İklim değişikliği, su krizi ve kaçınılmaz sonuç kıtlık. Bugün Dünya Su Günü… Ve bugün New York'ta BM 2023 Su Konferansı başlıyor. İzmir İktisat Kongresinden sonra gözümüzü New York'a dikeceğiz. Tüm oturumlar canlı izlenebilecek.BM 2023 Su Konferansı, dünya için kritik derecede önemli ancak ihmal edilen bir konuya etkili bir şekilde yanıt vermek için eşsiz bir fırsat sunuyor. Dünya su kriziyle karşı karşıya kaldığımızda, ya sürdürülebilir ve adil bir yol izleyebilir ya da her zamanki gibi işlerimize devam edebiliriz. Bildiğimiz şekliyle insan uygarlığının hayatta kalması, doğru seçimi yapmamızı gerektiriyor.

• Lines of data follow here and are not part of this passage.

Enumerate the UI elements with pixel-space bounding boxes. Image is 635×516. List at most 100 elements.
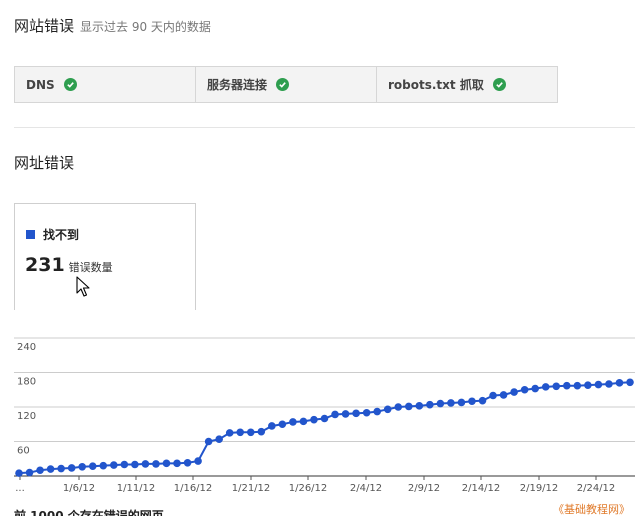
data-point (499, 391, 508, 399)
x-tick-label: 2/24/12 (577, 483, 616, 494)
data-point (78, 463, 87, 471)
data-point (573, 381, 582, 390)
status-dns[interactable]: DNS (15, 67, 196, 102)
y-tick-label: 240 (17, 342, 36, 353)
watermark: 《基础教程网》 (553, 503, 630, 516)
data-point (173, 459, 181, 468)
data-point (152, 460, 160, 468)
data-point (510, 388, 518, 396)
status-label: DNS (26, 77, 55, 92)
data-point (120, 460, 129, 469)
data-point (373, 407, 381, 416)
data-point (331, 410, 339, 419)
data-point (352, 409, 360, 418)
data-point (88, 462, 97, 471)
x-tick-label: 2/4/12 (350, 483, 382, 494)
error-count-label: 错误数量 (68, 261, 113, 274)
data-point (236, 428, 245, 437)
y-tick-label: 60 (17, 446, 30, 457)
data-point (447, 399, 455, 407)
site-errors-title: 网站错误 显示过去 90 天内的数据 (14, 15, 211, 36)
not-found-tab[interactable]: 找不到 231 错误数量 (14, 203, 196, 310)
data-point (36, 466, 44, 475)
data-point (605, 380, 613, 388)
url-errors-title: 网址错误 (14, 154, 75, 172)
data-point (341, 410, 350, 418)
data-point (562, 381, 571, 390)
x-tick-label: 1/26/12 (289, 483, 328, 494)
data-point (552, 382, 561, 391)
x-tick-label: 2/9/12 (408, 483, 440, 494)
data-point (246, 428, 255, 437)
data-point (131, 460, 139, 469)
mouse-cursor-icon (76, 276, 90, 297)
data-point (25, 468, 34, 477)
status-label: robots.txt 抓取 (388, 78, 484, 92)
data-point (436, 399, 445, 408)
data-point (57, 464, 65, 473)
top-error-pages-title: 前 1000 个存在错误的网页 (14, 509, 164, 516)
x-tick-label: 1/11/12 (117, 483, 156, 494)
data-point (531, 384, 539, 393)
data-point (320, 414, 329, 423)
data-point (615, 379, 624, 387)
data-point (541, 383, 550, 391)
data-point (278, 420, 287, 429)
data-point (215, 435, 223, 443)
data-point (141, 460, 150, 468)
x-tick-label: 2/19/12 (520, 483, 559, 494)
data-point (162, 459, 171, 468)
status-robots-fetch[interactable]: robots.txt 抓取 (377, 67, 557, 102)
data-point (362, 408, 371, 417)
data-point (415, 402, 424, 410)
x-tick-label: ... (15, 483, 25, 494)
error-count-row: 231 错误数量 (25, 254, 113, 276)
url-errors-chart: 60 120 180 240... 1/6/12 1/11/12 1/16/12 1/21/1… (14, 337, 635, 494)
data-point (457, 398, 466, 407)
data-point (194, 457, 202, 465)
data-point (289, 418, 297, 426)
data-point (594, 380, 603, 389)
data-point (204, 437, 213, 446)
site-errors-subtitle: 显示过去 90 天内的数据 (80, 20, 211, 34)
section-divider (14, 127, 635, 128)
data-point (478, 396, 487, 405)
legend-row: 找不到 (26, 226, 79, 243)
data-point (310, 415, 318, 424)
data-point (15, 469, 23, 477)
data-point (383, 405, 392, 414)
site-status-bar: DNS 服务器连接 robots.txt 抓取 (14, 66, 558, 103)
y-tick-label: 120 (17, 411, 36, 422)
series-line (18, 381, 631, 475)
status-server-connection[interactable]: 服务器连接 (196, 67, 377, 102)
data-point (67, 464, 76, 472)
data-point (489, 391, 497, 400)
x-tick-label: 1/16/12 (174, 483, 213, 494)
status-label: 服务器连接 (207, 78, 268, 92)
x-tick-label: 1/21/12 (232, 483, 271, 494)
legend-swatch (26, 230, 35, 239)
data-point (46, 465, 55, 473)
check-circle-icon (63, 78, 77, 91)
x-tick-label: 1/6/12 (63, 483, 95, 494)
data-point (404, 402, 413, 411)
data-point (299, 417, 308, 426)
x-tick-label: 2/14/12 (462, 483, 501, 494)
card-notch-cover (15, 309, 195, 319)
y-tick-label: 180 (17, 377, 36, 388)
data-point (257, 427, 266, 436)
check-circle-icon (492, 78, 506, 91)
data-point (626, 378, 634, 387)
data-point (394, 403, 403, 411)
legend-label: 找不到 (43, 228, 80, 242)
data-point (183, 458, 192, 467)
check-circle-icon (276, 78, 290, 91)
site-errors-heading: 网站错误 (14, 17, 75, 35)
data-point (225, 429, 234, 437)
error-count: 231 (25, 254, 65, 276)
data-point (520, 385, 529, 394)
data-point (268, 422, 276, 430)
data-point (99, 461, 108, 470)
data-point (426, 400, 434, 409)
data-point (468, 397, 476, 406)
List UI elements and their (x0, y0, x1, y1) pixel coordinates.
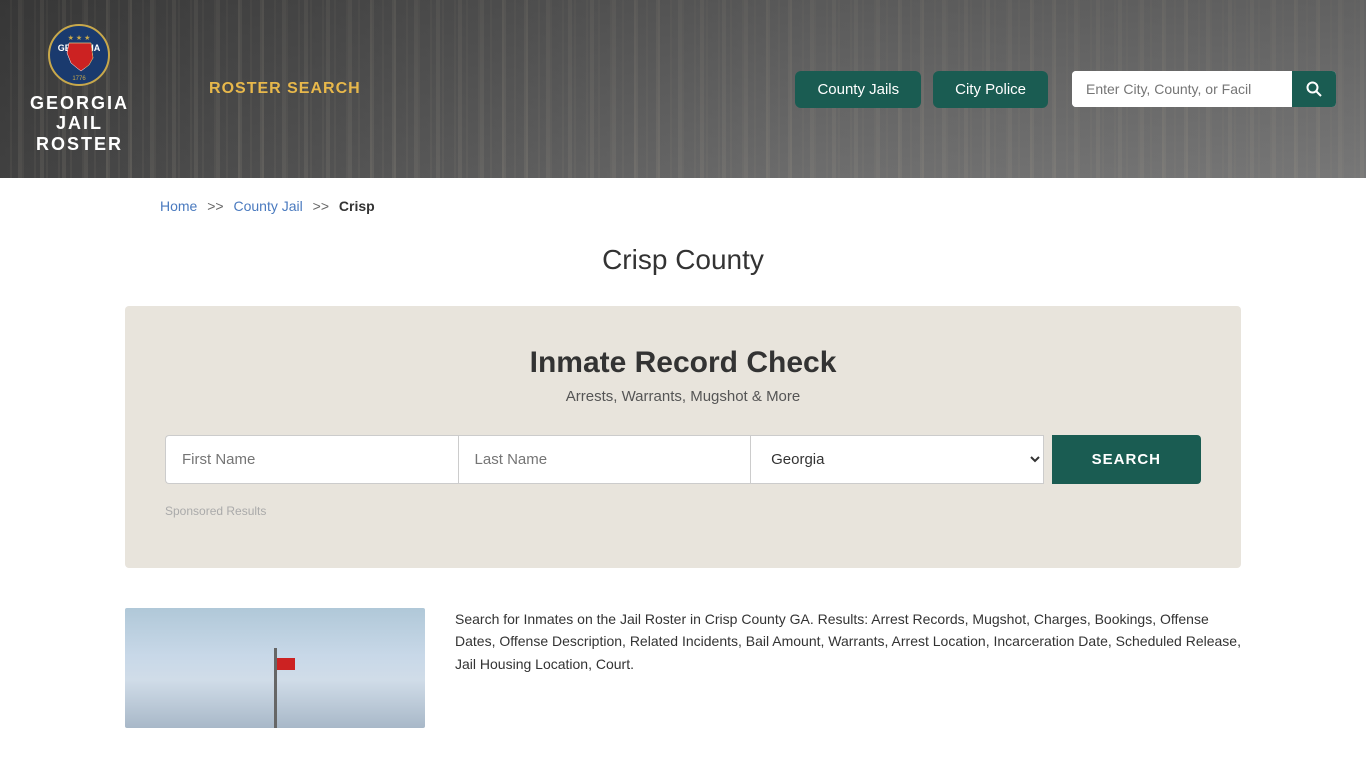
last-name-input[interactable] (458, 435, 751, 484)
breadcrumb-current: Crisp (339, 198, 375, 214)
roster-search-link[interactable]: ROSTER SEARCH (209, 80, 361, 98)
page-title-area: Crisp County (0, 234, 1366, 306)
state-select[interactable]: Georgia Alabama Florida Tennessee (750, 435, 1044, 484)
record-check-box: Inmate Record Check Arrests, Warrants, M… (125, 306, 1241, 568)
county-jails-button[interactable]: County Jails (795, 71, 921, 108)
breadcrumb: Home >> County Jail >> Crisp (0, 178, 1366, 234)
record-search-button[interactable]: SEARCH (1052, 435, 1201, 484)
logo-area: GEORGIA ★ ★ ★ 1776 GEORGIA JAIL ROSTER (30, 23, 129, 156)
sponsored-results-label: Sponsored Results (165, 504, 1201, 518)
header-search-button[interactable] (1292, 71, 1336, 107)
first-name-input[interactable] (165, 435, 458, 484)
breadcrumb-sep-2: >> (313, 198, 329, 214)
breadcrumb-home[interactable]: Home (160, 198, 197, 214)
header-search-bar (1072, 71, 1336, 107)
page-title: Crisp County (0, 244, 1366, 276)
record-check-title: Inmate Record Check (165, 346, 1201, 380)
georgia-seal-icon: GEORGIA ★ ★ ★ 1776 (47, 23, 112, 88)
nav-buttons: County Jails City Police (795, 71, 1336, 108)
county-description: Search for Inmates on the Jail Roster in… (455, 608, 1241, 728)
search-icon (1306, 81, 1322, 97)
logo-georgia: GEORGIA (30, 94, 129, 114)
breadcrumb-county-jail[interactable]: County Jail (234, 198, 303, 214)
county-image (125, 608, 425, 728)
record-check-subtitle: Arrests, Warrants, Mugshot & More (165, 388, 1201, 405)
svg-text:1776: 1776 (72, 76, 86, 82)
site-header: GEORGIA ★ ★ ★ 1776 GEORGIA JAIL ROSTER R… (0, 0, 1366, 178)
record-check-form: Georgia Alabama Florida Tennessee SEARCH (165, 435, 1201, 484)
header-search-input[interactable] (1072, 71, 1292, 107)
logo-roster: ROSTER (36, 134, 123, 155)
flag-pole-decoration (274, 648, 277, 728)
city-police-button[interactable]: City Police (933, 71, 1048, 108)
logo-jail: JAIL (56, 113, 103, 134)
bottom-section: Search for Inmates on the Jail Roster in… (0, 578, 1366, 758)
nav-area: ROSTER SEARCH County Jails City Police (169, 71, 1336, 108)
svg-text:★ ★ ★: ★ ★ ★ (68, 34, 91, 42)
breadcrumb-sep-1: >> (207, 198, 223, 214)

Su, Sürdürülebilir Kalkınma Hedefleri ve insanların ve gezegenin sağlığı ve refahı için bir anlaşma aracı. Ancak suyla ilgili amaç ve hedefler konusundaki ilerlememiz, tüm sürdürülebilir kalkınma gündemini tehlikeye atarak endişe verici bir şekilde raydan çıkıyor.

BM Konferansında 'Su Direnci İçin Radikal İşbirliği'etkinliği var mesela. Söylenecekleri merakla bekliyorum. Yeni işbirliği modellerinin toplulukların, ekosistemlerin ve ekonomilerin yararına havza direncini nasıl ortaya çıkarabileceğini ve başarabileceğini gösterecek. Suyun fiziksel kaynağından insanlara sunduğu çeşitli değerlere uzanan yolculuğuna bakarak değişime ilham verecek.

Susuzluğun sonuçları şiddetli bir şekilde yaşanmaya başladı. Fransa'daki nükleer reaktörlerin zorla kapatılması, Lübnan'da yaşanan kolera salgını, giderek artan bir küresel su krizinin belirtileri. Giderek sıklaşan ve şiddetli sıcak hava dalgaları, Kaliforniya'da orman yangınlarına ve Avustralya'da yaygın mercan ölümlerine neden oluyor. Benzeri görülmemiş seller Pakistan, Almanya, Çin ve Yeni Zelanda'yı kasıp kavurdu. Afrika Boynuzu'ndaki kuraklık milyonlarca insanı kıtlığa neden oluyor. Türkiye'nin kuraklık haritaları ürkütüyor. Hakeza Avrupa Kıtası Kuraklık haritası da korkunç. Sıcak yaz günleri kabus gibi görünüyor şimdiden.

Bütün bu felaketlerin altında yatan ortak unsur su.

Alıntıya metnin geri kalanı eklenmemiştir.